Dila tahu jika sekarang sudah masuk jam makan siang dan Shaka pasti sudah beristirahat.
Akan tetapi langkahnya langsung terhenti saat Dila berada di depan pintu besar yang terlihat sedikit celah itu dan artinya pintu itu tidak tertutup rapat. Membuat Dila bisa mendengar suara di dalamnya.
Dila langsung meremas dadanya yang tiba-tiba terasa sesak, dia mendengar suara desahan seorang wanita dari dalam ruangan suaminya. Gadis itu paham apa yang telah terjadi di dalam sana. Ternyata selama ini Shaka mendapatkan kepuasan batin dari wanita lain. Pantas saja, sudah berbulan-bulan menikah tetapi Shaka bisa tahan tidak meminta haknya. Ternyata dibelakangnya pria itu telah berselingkuh.

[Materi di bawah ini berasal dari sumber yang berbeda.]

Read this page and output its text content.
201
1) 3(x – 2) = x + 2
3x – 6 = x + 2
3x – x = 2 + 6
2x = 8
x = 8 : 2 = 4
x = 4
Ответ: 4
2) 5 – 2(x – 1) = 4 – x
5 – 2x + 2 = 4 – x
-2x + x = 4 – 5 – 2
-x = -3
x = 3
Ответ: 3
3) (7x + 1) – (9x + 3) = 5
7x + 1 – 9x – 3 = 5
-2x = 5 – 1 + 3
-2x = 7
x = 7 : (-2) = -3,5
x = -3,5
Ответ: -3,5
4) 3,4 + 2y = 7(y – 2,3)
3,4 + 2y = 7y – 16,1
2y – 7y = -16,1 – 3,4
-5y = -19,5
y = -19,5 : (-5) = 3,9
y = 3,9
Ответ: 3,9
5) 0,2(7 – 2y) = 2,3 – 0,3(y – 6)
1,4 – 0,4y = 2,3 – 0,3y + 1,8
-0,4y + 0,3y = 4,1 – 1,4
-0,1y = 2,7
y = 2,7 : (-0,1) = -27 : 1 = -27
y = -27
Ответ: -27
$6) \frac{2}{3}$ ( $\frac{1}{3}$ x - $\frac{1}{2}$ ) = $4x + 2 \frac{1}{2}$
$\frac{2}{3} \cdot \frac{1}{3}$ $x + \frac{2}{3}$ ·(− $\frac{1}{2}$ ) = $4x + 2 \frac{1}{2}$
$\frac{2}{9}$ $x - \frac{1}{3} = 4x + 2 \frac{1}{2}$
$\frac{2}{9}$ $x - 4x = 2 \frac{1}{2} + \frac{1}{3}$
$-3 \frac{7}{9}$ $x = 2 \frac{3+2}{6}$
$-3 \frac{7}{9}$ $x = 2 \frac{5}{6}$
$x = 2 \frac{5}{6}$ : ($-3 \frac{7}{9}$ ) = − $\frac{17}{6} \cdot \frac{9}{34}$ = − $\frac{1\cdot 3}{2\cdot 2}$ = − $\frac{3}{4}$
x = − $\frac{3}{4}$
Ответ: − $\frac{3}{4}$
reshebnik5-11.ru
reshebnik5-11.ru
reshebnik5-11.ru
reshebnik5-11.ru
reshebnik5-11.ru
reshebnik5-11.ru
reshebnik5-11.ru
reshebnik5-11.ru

Air matanya lolos begitu saja saat mendengar suara suaminya yang sepertinya sangat menikmati permainan mereka itu.
"Nyonya, tadi saya sudah menahan Anda agar tidak mendekat, tetapi Anda memaksa," ujar Ferdy.
Dila hanya bisa menangis tertahan. Rasanya ingin sekali mendobrak pintu itu untuk masuk dan melabrak keduanya. Akan tetapi, Dila tahu diri. Suaminya itu tidak pernah mencintainya dan Dila akan semakin sakit hati jika di dalam nanti Dila malah dipermalukan Shaka yang pasti akan membela selingkuhannya.
Ferdy menatap Dila dengan tatapan iba. Dia bisa mengerti perasaan istri dari atasannya itu yang mendengar langsung suara laknat tersebut.
"Ini untukmu," ucap Dila menyerahkan paperbag itu kepada asisten Shaka.
Dengan hati yang remuk, Dila berusaha menguatkan hatinya yang sudah hancur itu untuk pergi meninggalkan perusahaan sang suami.
Setelah ini, entah apa yang akan Dila lakukan. Apakah dia harus bertahan atau menyerah dengan pernikahannya.
Bersambung.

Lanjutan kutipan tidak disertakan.